6. Como lidar com a ansiedade durante negociações
“A chave para o sucesso é aprender a ir para a sacada – um local de calma mental e emocional –, onde você pode ficar de olho no prêmio. A partir da perspectiva de claridade e calma que paira na sacada, vamos negociar com muito mais eficiência.
Uma maneira de aumentar a autoconfiança e tratar a ansiedade é dando um passo atrás por um instante, analisar a situação com objetividade e avaliar sua MAPAN – sua Melhor Alternativa Para um Acordo Negociado.
MAPAN é sinônimo de poder. Se você desenvolver uma boa alternativa para satisfazer seus interesses, vai ter mais confiança e mais poder.”
Tarefa de casa!
Qual é a sua MAPAN em uma negociação?
Como você vai satisfazer seus interesses se, por algum motivo, não conseguir chegar a um acordo?
Ficou claro para você como negociar com cliente? Mas qual é a hora certa de negociar?

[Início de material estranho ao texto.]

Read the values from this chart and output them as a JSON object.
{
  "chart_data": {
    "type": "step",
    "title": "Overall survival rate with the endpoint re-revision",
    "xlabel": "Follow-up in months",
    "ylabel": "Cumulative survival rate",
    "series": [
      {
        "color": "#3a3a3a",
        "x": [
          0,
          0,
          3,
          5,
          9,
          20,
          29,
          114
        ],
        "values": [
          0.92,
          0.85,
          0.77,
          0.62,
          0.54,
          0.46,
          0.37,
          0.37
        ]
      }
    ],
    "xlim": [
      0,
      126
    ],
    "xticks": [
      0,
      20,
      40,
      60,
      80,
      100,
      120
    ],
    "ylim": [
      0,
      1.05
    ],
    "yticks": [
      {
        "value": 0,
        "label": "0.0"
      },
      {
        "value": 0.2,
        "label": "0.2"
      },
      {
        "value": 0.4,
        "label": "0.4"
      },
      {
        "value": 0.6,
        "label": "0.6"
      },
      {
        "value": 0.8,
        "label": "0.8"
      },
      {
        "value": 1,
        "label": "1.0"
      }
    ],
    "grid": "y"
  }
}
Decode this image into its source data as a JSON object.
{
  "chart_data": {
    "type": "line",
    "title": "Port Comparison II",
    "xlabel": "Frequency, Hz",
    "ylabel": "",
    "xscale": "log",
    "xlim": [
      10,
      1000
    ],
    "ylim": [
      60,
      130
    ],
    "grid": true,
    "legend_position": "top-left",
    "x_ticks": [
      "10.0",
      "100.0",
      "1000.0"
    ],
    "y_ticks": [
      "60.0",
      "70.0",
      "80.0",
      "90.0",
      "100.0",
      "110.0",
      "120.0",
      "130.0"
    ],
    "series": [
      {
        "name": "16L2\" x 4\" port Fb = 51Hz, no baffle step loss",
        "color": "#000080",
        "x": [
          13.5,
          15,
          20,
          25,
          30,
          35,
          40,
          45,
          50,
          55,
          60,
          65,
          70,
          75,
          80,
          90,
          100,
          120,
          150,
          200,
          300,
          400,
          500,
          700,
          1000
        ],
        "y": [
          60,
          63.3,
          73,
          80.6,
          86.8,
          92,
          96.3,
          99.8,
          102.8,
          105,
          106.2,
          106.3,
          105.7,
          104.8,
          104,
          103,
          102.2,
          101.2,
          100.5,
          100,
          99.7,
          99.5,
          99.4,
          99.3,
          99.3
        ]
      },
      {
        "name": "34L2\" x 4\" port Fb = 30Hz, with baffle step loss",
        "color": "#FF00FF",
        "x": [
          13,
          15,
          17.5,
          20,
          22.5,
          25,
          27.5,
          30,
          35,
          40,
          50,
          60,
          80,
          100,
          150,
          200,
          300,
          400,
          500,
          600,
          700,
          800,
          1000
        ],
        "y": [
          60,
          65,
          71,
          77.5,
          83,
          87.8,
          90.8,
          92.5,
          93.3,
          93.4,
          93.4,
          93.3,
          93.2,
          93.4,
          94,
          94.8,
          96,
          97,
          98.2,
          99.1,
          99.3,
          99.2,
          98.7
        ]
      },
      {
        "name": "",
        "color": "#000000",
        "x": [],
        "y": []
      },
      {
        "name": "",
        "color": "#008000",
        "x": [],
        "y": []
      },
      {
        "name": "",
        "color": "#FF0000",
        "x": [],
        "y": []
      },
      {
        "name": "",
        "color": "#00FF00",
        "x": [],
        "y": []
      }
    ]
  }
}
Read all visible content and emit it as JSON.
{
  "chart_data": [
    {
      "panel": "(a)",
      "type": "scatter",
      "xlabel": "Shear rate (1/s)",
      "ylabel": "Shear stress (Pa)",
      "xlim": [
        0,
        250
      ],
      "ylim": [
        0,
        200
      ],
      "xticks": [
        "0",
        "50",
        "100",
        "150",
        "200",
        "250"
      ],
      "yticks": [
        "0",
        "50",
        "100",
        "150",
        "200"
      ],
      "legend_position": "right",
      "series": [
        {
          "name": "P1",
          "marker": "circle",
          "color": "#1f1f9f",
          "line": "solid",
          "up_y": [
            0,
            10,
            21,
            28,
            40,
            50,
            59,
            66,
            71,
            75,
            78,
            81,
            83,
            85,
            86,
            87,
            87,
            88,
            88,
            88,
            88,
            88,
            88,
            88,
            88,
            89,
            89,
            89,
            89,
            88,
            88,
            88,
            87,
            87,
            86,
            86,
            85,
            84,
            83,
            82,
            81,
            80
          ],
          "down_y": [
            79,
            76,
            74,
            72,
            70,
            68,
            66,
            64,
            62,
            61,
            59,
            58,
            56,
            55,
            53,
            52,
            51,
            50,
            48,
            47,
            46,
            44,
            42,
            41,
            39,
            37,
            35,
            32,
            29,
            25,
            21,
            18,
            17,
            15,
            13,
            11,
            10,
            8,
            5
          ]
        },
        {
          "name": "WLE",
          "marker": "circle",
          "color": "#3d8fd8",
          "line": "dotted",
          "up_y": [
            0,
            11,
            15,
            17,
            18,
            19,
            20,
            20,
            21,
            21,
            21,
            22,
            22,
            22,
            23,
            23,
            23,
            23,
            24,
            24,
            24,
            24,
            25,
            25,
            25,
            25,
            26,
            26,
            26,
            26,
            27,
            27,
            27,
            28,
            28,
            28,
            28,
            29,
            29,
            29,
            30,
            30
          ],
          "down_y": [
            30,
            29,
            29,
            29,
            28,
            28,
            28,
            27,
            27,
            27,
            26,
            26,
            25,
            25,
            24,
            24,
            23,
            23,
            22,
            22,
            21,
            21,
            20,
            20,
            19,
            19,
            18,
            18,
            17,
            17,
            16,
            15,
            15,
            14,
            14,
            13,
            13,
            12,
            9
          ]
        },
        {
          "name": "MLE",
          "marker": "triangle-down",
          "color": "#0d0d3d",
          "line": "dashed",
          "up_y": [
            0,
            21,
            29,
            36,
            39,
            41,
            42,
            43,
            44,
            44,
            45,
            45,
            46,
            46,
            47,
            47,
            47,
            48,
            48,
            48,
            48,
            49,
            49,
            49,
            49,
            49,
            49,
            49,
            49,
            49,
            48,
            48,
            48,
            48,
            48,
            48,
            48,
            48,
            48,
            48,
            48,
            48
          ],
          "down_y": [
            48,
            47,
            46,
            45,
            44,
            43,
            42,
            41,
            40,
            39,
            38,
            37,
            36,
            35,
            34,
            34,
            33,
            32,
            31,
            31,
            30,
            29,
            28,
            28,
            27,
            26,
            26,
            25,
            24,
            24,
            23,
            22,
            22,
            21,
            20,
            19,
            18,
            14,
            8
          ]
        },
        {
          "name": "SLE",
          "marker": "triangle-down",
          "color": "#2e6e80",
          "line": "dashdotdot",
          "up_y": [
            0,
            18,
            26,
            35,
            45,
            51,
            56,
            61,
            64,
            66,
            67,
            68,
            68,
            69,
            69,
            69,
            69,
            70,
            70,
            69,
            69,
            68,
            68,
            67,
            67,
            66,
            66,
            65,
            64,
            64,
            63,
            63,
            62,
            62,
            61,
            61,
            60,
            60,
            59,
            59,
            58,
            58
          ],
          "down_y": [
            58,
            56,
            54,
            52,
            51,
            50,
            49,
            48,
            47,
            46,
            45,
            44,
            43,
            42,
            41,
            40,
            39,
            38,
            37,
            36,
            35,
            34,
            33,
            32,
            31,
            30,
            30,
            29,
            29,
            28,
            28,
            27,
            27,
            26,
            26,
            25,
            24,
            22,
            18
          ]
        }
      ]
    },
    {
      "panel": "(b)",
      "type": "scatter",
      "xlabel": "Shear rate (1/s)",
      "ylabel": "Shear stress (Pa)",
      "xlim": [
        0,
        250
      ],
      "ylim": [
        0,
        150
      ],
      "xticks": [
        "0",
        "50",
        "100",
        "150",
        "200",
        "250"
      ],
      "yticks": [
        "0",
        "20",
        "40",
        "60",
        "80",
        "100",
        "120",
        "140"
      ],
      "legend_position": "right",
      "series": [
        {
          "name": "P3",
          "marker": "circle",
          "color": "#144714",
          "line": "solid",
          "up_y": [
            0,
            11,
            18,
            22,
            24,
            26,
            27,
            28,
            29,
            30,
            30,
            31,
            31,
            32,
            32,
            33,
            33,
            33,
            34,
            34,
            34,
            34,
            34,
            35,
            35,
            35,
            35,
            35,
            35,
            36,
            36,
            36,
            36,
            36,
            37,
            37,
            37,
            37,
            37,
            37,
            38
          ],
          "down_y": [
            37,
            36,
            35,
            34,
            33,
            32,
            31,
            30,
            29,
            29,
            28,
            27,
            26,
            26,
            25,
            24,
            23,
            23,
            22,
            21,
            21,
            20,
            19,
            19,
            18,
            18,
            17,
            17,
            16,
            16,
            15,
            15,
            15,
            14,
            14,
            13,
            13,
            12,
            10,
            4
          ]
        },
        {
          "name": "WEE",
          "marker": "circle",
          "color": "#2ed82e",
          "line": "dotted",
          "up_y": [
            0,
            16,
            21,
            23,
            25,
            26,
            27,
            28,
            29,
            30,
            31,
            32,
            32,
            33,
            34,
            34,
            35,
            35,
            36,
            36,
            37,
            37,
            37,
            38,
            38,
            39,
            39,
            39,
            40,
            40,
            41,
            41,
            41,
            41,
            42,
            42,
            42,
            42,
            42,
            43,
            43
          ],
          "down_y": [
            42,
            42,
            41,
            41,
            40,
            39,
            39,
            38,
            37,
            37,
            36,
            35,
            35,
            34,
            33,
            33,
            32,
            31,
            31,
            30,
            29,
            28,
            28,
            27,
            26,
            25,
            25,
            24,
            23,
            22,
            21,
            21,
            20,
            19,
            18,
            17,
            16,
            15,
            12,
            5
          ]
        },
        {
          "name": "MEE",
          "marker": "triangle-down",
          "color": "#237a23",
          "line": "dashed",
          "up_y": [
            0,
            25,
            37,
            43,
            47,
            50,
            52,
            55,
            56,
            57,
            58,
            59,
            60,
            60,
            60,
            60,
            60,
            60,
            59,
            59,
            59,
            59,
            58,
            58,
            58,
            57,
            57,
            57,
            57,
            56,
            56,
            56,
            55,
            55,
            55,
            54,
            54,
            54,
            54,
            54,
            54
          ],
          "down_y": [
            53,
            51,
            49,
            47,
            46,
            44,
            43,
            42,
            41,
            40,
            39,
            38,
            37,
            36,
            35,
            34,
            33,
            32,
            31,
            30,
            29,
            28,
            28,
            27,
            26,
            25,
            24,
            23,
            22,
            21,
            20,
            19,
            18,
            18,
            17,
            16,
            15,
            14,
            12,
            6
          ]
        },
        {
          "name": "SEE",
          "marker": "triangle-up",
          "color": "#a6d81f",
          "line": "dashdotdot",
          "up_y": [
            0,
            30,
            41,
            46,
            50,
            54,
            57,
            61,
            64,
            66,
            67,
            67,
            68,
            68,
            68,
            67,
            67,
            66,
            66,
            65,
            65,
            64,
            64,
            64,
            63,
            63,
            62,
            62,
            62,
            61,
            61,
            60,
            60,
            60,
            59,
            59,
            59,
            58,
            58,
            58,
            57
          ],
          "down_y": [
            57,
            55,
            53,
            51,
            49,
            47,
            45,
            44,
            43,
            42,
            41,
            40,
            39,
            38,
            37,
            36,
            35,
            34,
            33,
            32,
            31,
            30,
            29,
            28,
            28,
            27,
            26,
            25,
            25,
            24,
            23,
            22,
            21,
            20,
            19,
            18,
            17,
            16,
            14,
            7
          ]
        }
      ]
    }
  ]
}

Será que você não está começando a negociar no momento errado?
Então, este vídeo do Guilherme Machado vai ajudar você a entender isso melhor:
Conselhos para profissionais de vendas que querem saber como negociar uma venda com sucesso
“As empresas estão reconhecendo que as velhas técnicas de vendas de pressionar o comprador não são adequadas para criar as parcerias de longa duração que elas buscam com os clientes.
Além disso, os clientes estão ficando mais sofisticados e demandando soluções especiais que são únicas para suas necessidades.

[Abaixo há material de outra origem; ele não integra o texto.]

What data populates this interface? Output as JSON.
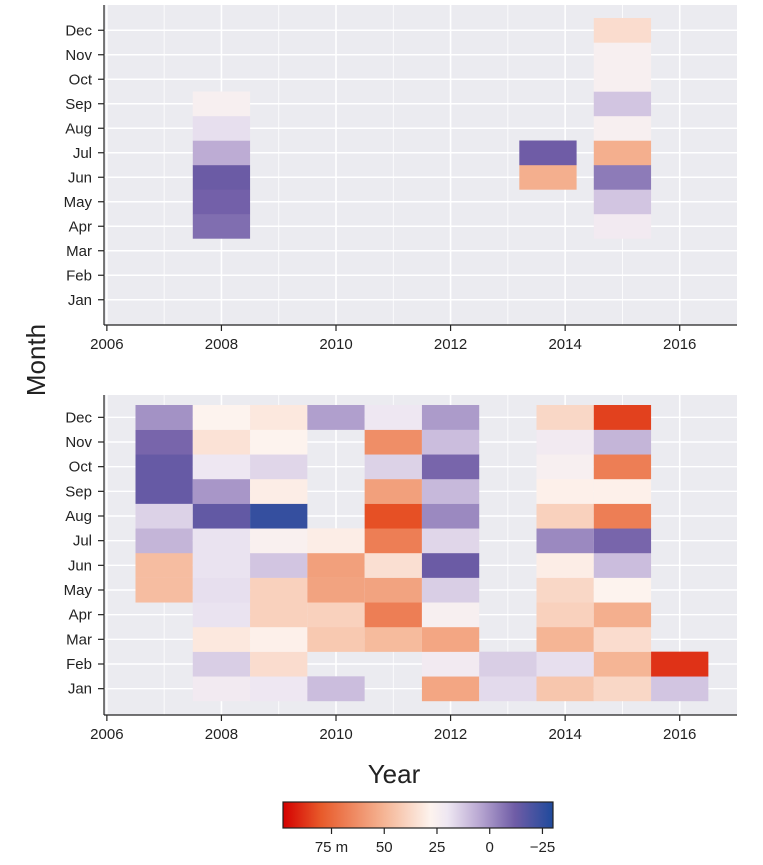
{
  "chart_data": {
    "type": "heatmap",
    "ylabel": "Month",
    "xlabel": "Year",
    "months": [
      "Jan",
      "Feb",
      "Mar",
      "Apr",
      "May",
      "Jun",
      "Jul",
      "Aug",
      "Sep",
      "Oct",
      "Nov",
      "Dec"
    ],
    "x_ticks": [
      "2006",
      "2008",
      "2010",
      "2012",
      "2014",
      "2016"
    ],
    "x_range": [
      2005.95,
      2017.0
    ],
    "panels": [
      {
        "name": "top",
        "cells": [
          {
            "year": 2008,
            "month": "Apr",
            "value": -8
          },
          {
            "year": 2008,
            "month": "May",
            "value": -11
          },
          {
            "year": 2008,
            "month": "Jun",
            "value": -13
          },
          {
            "year": 2008,
            "month": "Jul",
            "value": 6
          },
          {
            "year": 2008,
            "month": "Aug",
            "value": 18
          },
          {
            "year": 2008,
            "month": "Sep",
            "value": 25
          },
          {
            "year": 2013.7,
            "month": "Jun",
            "value": 52
          },
          {
            "year": 2013.7,
            "month": "Jul",
            "value": -12
          },
          {
            "year": 2015,
            "month": "Apr",
            "value": 22
          },
          {
            "year": 2015,
            "month": "May",
            "value": 12
          },
          {
            "year": 2015,
            "month": "Jun",
            "value": -5
          },
          {
            "year": 2015,
            "month": "Jul",
            "value": 52
          },
          {
            "year": 2015,
            "month": "Aug",
            "value": 25
          },
          {
            "year": 2015,
            "month": "Sep",
            "value": 12
          },
          {
            "year": 2015,
            "month": "Oct",
            "value": 25
          },
          {
            "year": 2015,
            "month": "Nov",
            "value": 25
          },
          {
            "year": 2015,
            "month": "Dec",
            "value": 36
          }
        ]
      },
      {
        "name": "bottom",
        "cells": [
          {
            "year": 2007,
            "month": "Jun",
            "value": 47
          },
          {
            "year": 2007,
            "month": "May",
            "value": 47
          },
          {
            "year": 2007,
            "month": "Jul",
            "value": 8
          },
          {
            "year": 2007,
            "month": "Aug",
            "value": 15
          },
          {
            "year": 2007,
            "month": "Sep",
            "value": -14
          },
          {
            "year": 2007,
            "month": "Oct",
            "value": -14
          },
          {
            "year": 2007,
            "month": "Nov",
            "value": -10
          },
          {
            "year": 2007,
            "month": "Dec",
            "value": 0
          },
          {
            "year": 2008,
            "month": "Jan",
            "value": 22
          },
          {
            "year": 2008,
            "month": "Feb",
            "value": 14
          },
          {
            "year": 2008,
            "month": "Mar",
            "value": 32
          },
          {
            "year": 2008,
            "month": "Apr",
            "value": 19
          },
          {
            "year": 2008,
            "month": "May",
            "value": 18
          },
          {
            "year": 2008,
            "month": "Jun",
            "value": 19
          },
          {
            "year": 2008,
            "month": "Jul",
            "value": 19
          },
          {
            "year": 2008,
            "month": "Aug",
            "value": -15
          },
          {
            "year": 2008,
            "month": "Sep",
            "value": 1
          },
          {
            "year": 2008,
            "month": "Oct",
            "value": 20
          },
          {
            "year": 2008,
            "month": "Nov",
            "value": 34
          },
          {
            "year": 2008,
            "month": "Dec",
            "value": 28
          },
          {
            "year": 2009,
            "month": "Jan",
            "value": 20
          },
          {
            "year": 2009,
            "month": "Feb",
            "value": 36
          },
          {
            "year": 2009,
            "month": "Mar",
            "value": 29
          },
          {
            "year": 2009,
            "month": "Apr",
            "value": 40
          },
          {
            "year": 2009,
            "month": "May",
            "value": 40
          },
          {
            "year": 2009,
            "month": "Jun",
            "value": 12
          },
          {
            "year": 2009,
            "month": "Jul",
            "value": 26
          },
          {
            "year": 2009,
            "month": "Aug",
            "value": -25
          },
          {
            "year": 2009,
            "month": "Sep",
            "value": 30
          },
          {
            "year": 2009,
            "month": "Oct",
            "value": 16
          },
          {
            "year": 2009,
            "month": "Nov",
            "value": 28
          },
          {
            "year": 2009,
            "month": "Dec",
            "value": 32
          },
          {
            "year": 2010,
            "month": "Jan",
            "value": 10
          },
          {
            "year": 2010,
            "month": "Mar",
            "value": 43
          },
          {
            "year": 2010,
            "month": "Apr",
            "value": 40
          },
          {
            "year": 2010,
            "month": "May",
            "value": 56
          },
          {
            "year": 2010,
            "month": "Jun",
            "value": 57
          },
          {
            "year": 2010,
            "month": "Jul",
            "value": 30
          },
          {
            "year": 2010,
            "month": "Dec",
            "value": 3
          },
          {
            "year": 2011,
            "month": "Mar",
            "value": 48
          },
          {
            "year": 2011,
            "month": "Apr",
            "value": 68
          },
          {
            "year": 2011,
            "month": "May",
            "value": 56
          },
          {
            "year": 2011,
            "month": "Jun",
            "value": 35
          },
          {
            "year": 2011,
            "month": "Jul",
            "value": 68
          },
          {
            "year": 2011,
            "month": "Aug",
            "value": 82
          },
          {
            "year": 2011,
            "month": "Sep",
            "value": 57
          },
          {
            "year": 2011,
            "month": "Oct",
            "value": 15
          },
          {
            "year": 2011,
            "month": "Nov",
            "value": 63
          },
          {
            "year": 2011,
            "month": "Dec",
            "value": 20
          },
          {
            "year": 2012,
            "month": "Jan",
            "value": 55
          },
          {
            "year": 2012,
            "month": "Feb",
            "value": 22
          },
          {
            "year": 2012,
            "month": "Mar",
            "value": 55
          },
          {
            "year": 2012,
            "month": "Apr",
            "value": 25
          },
          {
            "year": 2012,
            "month": "May",
            "value": 14
          },
          {
            "year": 2012,
            "month": "Jun",
            "value": -13
          },
          {
            "year": 2012,
            "month": "Jul",
            "value": 16
          },
          {
            "year": 2012,
            "month": "Aug",
            "value": -2
          },
          {
            "year": 2012,
            "month": "Sep",
            "value": 9
          },
          {
            "year": 2012,
            "month": "Oct",
            "value": -10
          },
          {
            "year": 2012,
            "month": "Nov",
            "value": 10
          },
          {
            "year": 2012,
            "month": "Dec",
            "value": 2
          },
          {
            "year": 2013,
            "month": "Jan",
            "value": 17
          },
          {
            "year": 2013,
            "month": "Feb",
            "value": 14
          },
          {
            "year": 2014,
            "month": "Jan",
            "value": 44
          },
          {
            "year": 2014,
            "month": "Feb",
            "value": 18
          },
          {
            "year": 2014,
            "month": "Mar",
            "value": 50
          },
          {
            "year": 2014,
            "month": "Apr",
            "value": 40
          },
          {
            "year": 2014,
            "month": "May",
            "value": 38
          },
          {
            "year": 2014,
            "month": "Jun",
            "value": 30
          },
          {
            "year": 2014,
            "month": "Jul",
            "value": -2
          },
          {
            "year": 2014,
            "month": "Aug",
            "value": 40
          },
          {
            "year": 2014,
            "month": "Sep",
            "value": 29
          },
          {
            "year": 2014,
            "month": "Oct",
            "value": 25
          },
          {
            "year": 2014,
            "month": "Nov",
            "value": 22
          },
          {
            "year": 2014,
            "month": "Dec",
            "value": 38
          },
          {
            "year": 2015,
            "month": "Jan",
            "value": 38
          },
          {
            "year": 2015,
            "month": "Feb",
            "value": 50
          },
          {
            "year": 2015,
            "month": "Mar",
            "value": 36
          },
          {
            "year": 2015,
            "month": "Apr",
            "value": 52
          },
          {
            "year": 2015,
            "month": "May",
            "value": 28
          },
          {
            "year": 2015,
            "month": "Jun",
            "value": 10
          },
          {
            "year": 2015,
            "month": "Jul",
            "value": -10
          },
          {
            "year": 2015,
            "month": "Aug",
            "value": 68
          },
          {
            "year": 2015,
            "month": "Sep",
            "value": 29
          },
          {
            "year": 2015,
            "month": "Oct",
            "value": 68
          },
          {
            "year": 2015,
            "month": "Nov",
            "value": 8
          },
          {
            "year": 2015,
            "month": "Dec",
            "value": 85
          },
          {
            "year": 2016,
            "month": "Jan",
            "value": 12
          },
          {
            "year": 2016,
            "month": "Feb",
            "value": 88
          }
        ]
      }
    ],
    "colorbar": {
      "labels": [
        "75 m",
        "50",
        "25",
        "0",
        "−25"
      ],
      "label_values": [
        75,
        50,
        25,
        0,
        -25
      ],
      "range": [
        -30,
        98
      ],
      "colors": [
        "#d40000",
        "#e85a2a",
        "#f5b595",
        "#fdf3ee",
        "#eee7f2",
        "#b9a8d2",
        "#6f5ca6",
        "#1f4a9c"
      ],
      "stops": [
        98,
        80,
        50,
        28,
        20,
        5,
        -12,
        -30
      ]
    }
  }
}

Isso requer que se customize cada venda e exige que a empresa confira mais amplitude ao vendedor para que ele possa negociar uma venda mutuamente lucrativa. Provavelmente não há habilidade mais vital para um vendedor do que a de saber fazer uma negociação cooperativa.”
Ao colocar em prática as dicas de William Ury, fazer os exercícios propostos nesta reportagem e levar a negociação realmente a sério, você com certeza se tornará um “negociador cooperativo”. Mãos à obra, e sucesso!